A Wearside firm which provides global oil and gas industry with skilled workers is one of three North East companies to be recognised in the Sunday Times International Track 200 list.
The list highlights private companies’ contribution to exports, shining a light on those with the fastest-growing overseas sales.
This year marks the first time Washington-based Oil Consultants have been included, and the business has achieved an impressive ranking of number 45 on their first year in the list, becoming the second highest ranking company from our region.
Elsewhere on the list are County Durham-based GT Group, at 162, and Berwick-based malt producers Simpsons Malt who top the regional entries at number 23
Established in 1999, Oil Consultants came under new ownership three years ago, signalling a step change for the business.
It has increased staff from under 10 to more than 70 staff operating in 95 countries, with more than 25,000 highly-skilled specialist workers on its books who are supplied to all the oil and gas industry’s major players.

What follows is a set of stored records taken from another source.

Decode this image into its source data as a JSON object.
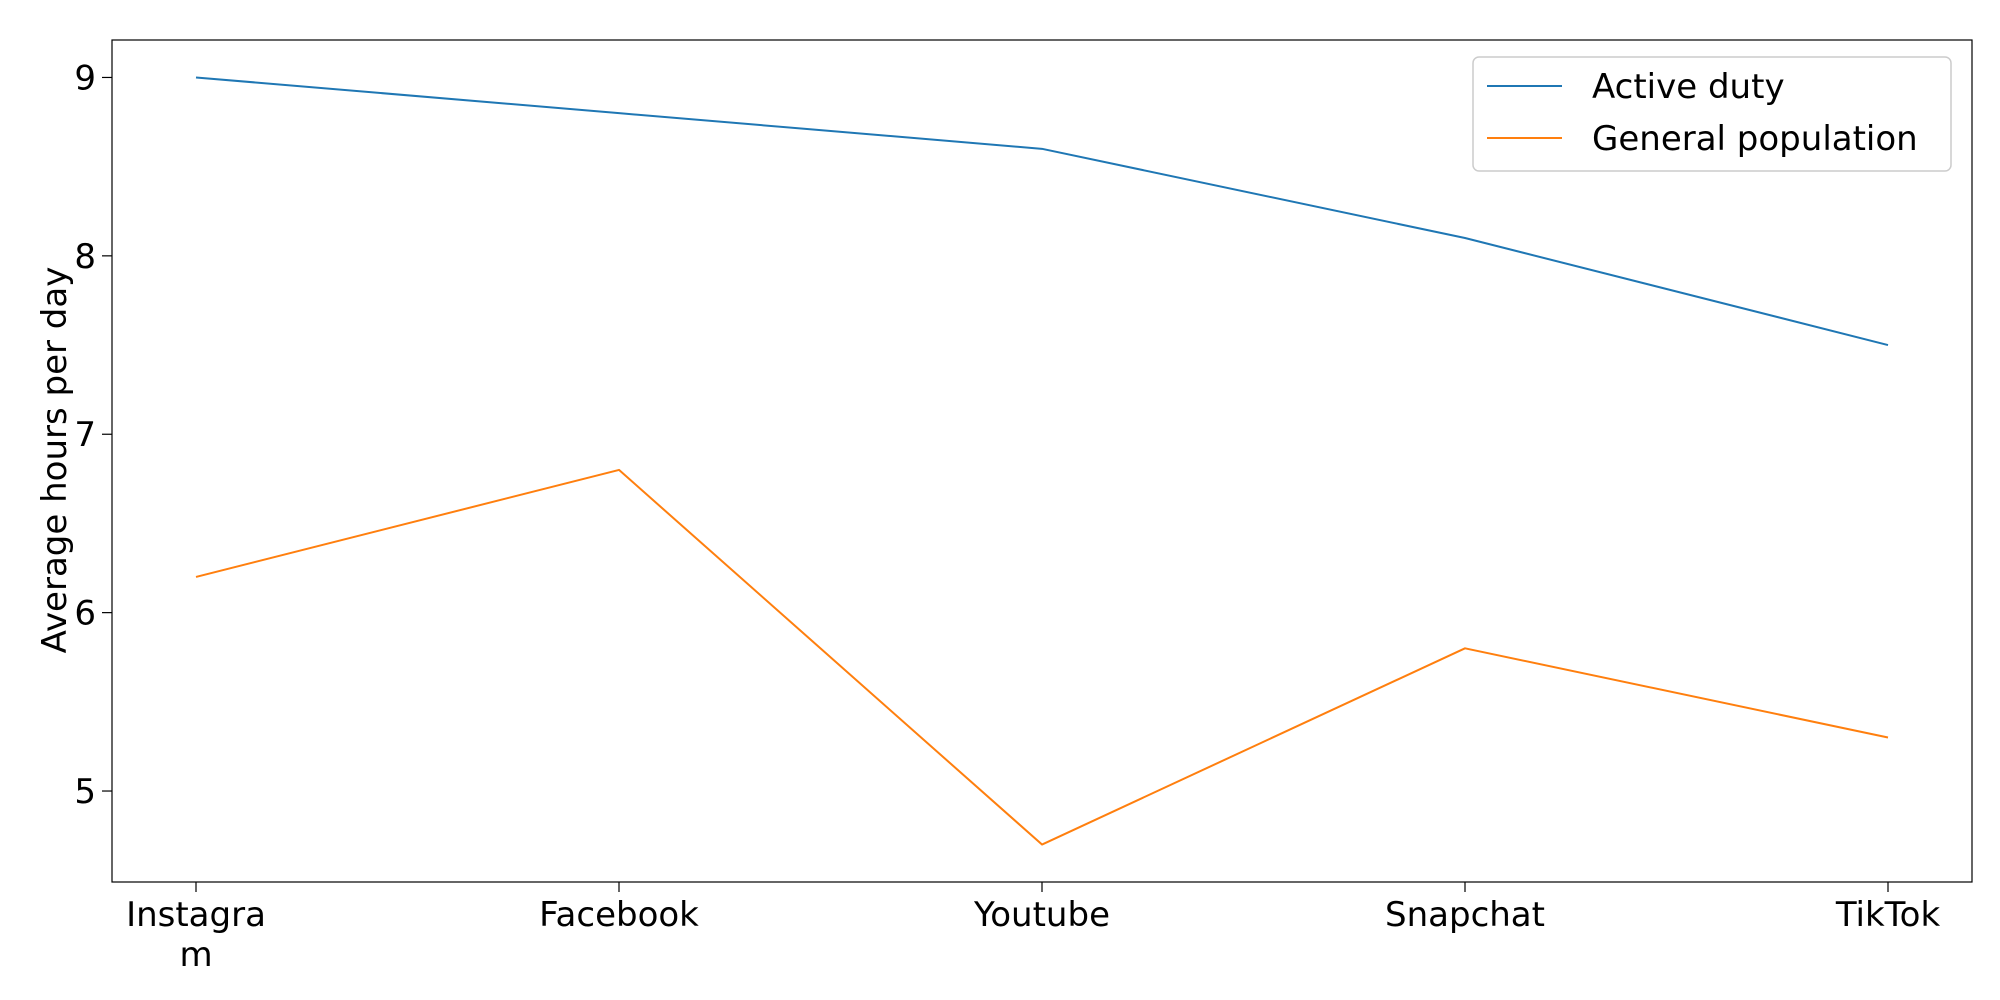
{
  "chart_data": {
    "type": "line",
    "categories": [
      "Instagram",
      "Facebook",
      "Youtube",
      "Snapchat",
      "TikTok"
    ],
    "category_display": [
      [
        "Instagra",
        "m"
      ],
      [
        "Facebook"
      ],
      [
        "Youtube"
      ],
      [
        "Snapchat"
      ],
      [
        "TikTok"
      ]
    ],
    "series": [
      {
        "name": "Active duty",
        "values": [
          9.0,
          8.8,
          8.6,
          8.1,
          7.5
        ],
        "color": "#1f77b4"
      },
      {
        "name": "General population",
        "values": [
          6.2,
          6.8,
          4.7,
          5.8,
          5.3
        ],
        "color": "#ff7f0e"
      }
    ],
    "xlabel": "",
    "ylabel": "Average hours per day",
    "ylim": [
      4.49,
      9.21
    ],
    "yticks": [
      "5",
      "6",
      "7",
      "8",
      "9"
    ],
    "grid": false,
    "legend_position": "top-right"
  }
}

The firm has forecasted revenues of up to £50m for the current financial year, up from £27m in the year to July 2013, growth the firm attributes to its rapid geographical expansion having opened new offices in Jakarta, Indonesia and Dubai, giving it a network of nine offices around the world, including the US, China, Malaysia and Trinidad.
In the last three years the company has almost tripled sales, more than 85% of which now comes from international sales, and earlier this year it stepped up growth plans through support from Lloyds Bank Commercial Finance.

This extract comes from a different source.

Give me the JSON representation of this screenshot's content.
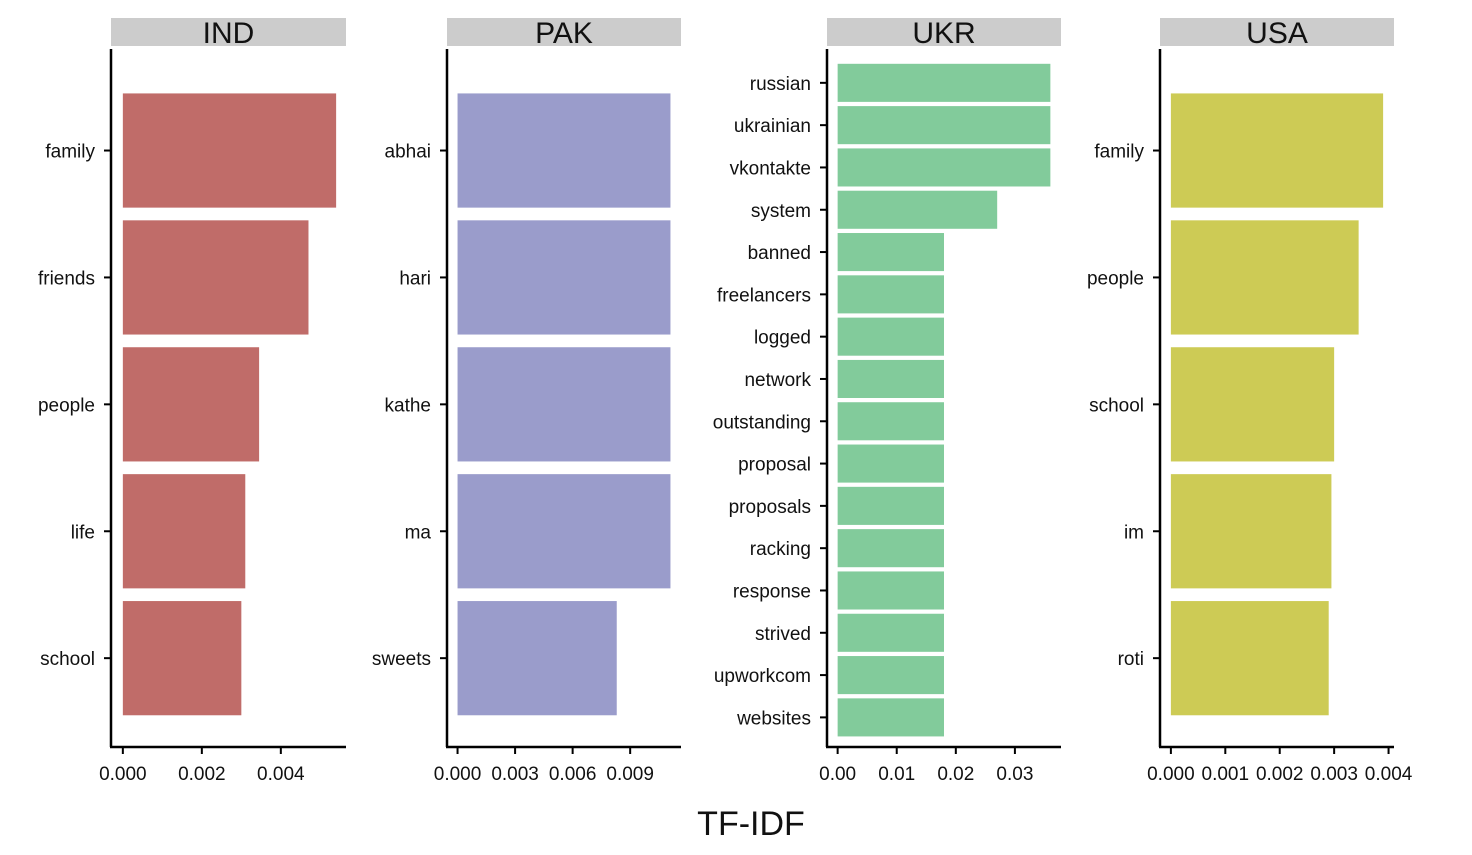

Oil Consultants’ chief executive, Helen Smith, said: “I am delighted at how well we have done on this list.
“Our industry is an international one and we have become very experienced at placing candidates from 90 plus different nationalities with our global client base.

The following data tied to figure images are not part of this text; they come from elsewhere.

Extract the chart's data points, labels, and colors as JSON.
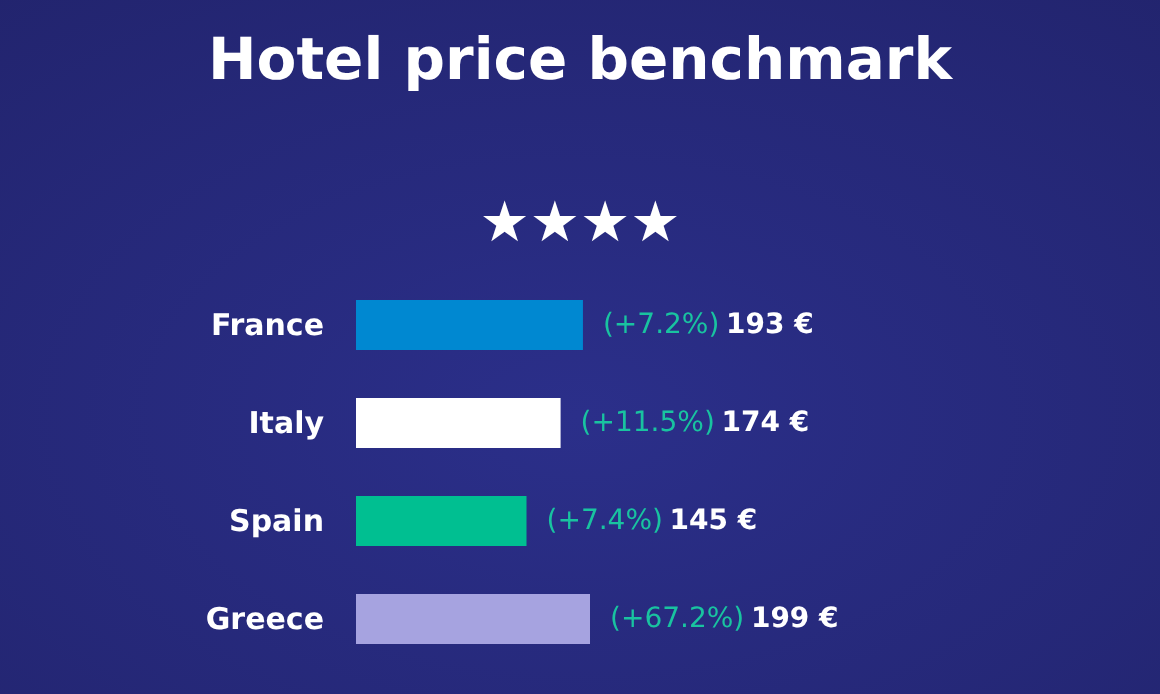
{
  "chart_data": {
    "type": "bar",
    "orientation": "horizontal",
    "title": "Hotel price benchmark",
    "subtitle": "★★★★",
    "categories": [
      "France",
      "Italy",
      "Spain",
      "Greece"
    ],
    "values": [
      193,
      174,
      145,
      199
    ],
    "colors": [
      "#0088d1",
      "#ffffff",
      "#00bf91",
      "#a6a3e0"
    ],
    "value_labels": [
      "(+7.2%) 193 €",
      "(+11.5%) 174 €",
      "(+7.4%) 145 €",
      "(+67.2%) 199 €"
    ],
    "tick_labels": "y"
  }
}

“We knew we’d had a very successful few years of growth as a company but it is really pleasing to be placed so highly and ahead of some very large companies that are household names.”
Despite the success Smith admits that the company must continue to adapt to changing market needs if it is to maintain its strong international presence.
“The global oil and gas industry is changing,” she said.
“We are seeing countries in the early stages of developing their reserves look to maintain the skills and wealth that oil and gas exploration can bring within their own economy as far as possible.
“This means they want to employ as many local staff as possible. At the same time they are also looking to learn from the expertise of some of the industry’s most experienced personnel so we find we are having to adapt our services to meet these needs.
“Having now worked in almost all of the oil producing countries in the world our task is now to build on our presence in these markets and develop the depth of our services in these areas.
“The Asia Pacific market is still very strong for us, as is the Middle East, and we expect these areas to continue to show strong growth.
“At the same time we are expecting a lot more development in the South American markets as they start to focus on production and, closer to home, the North Sea will still be a key part of our business as we develop services to meet the growing decommissioning requirements in this area.”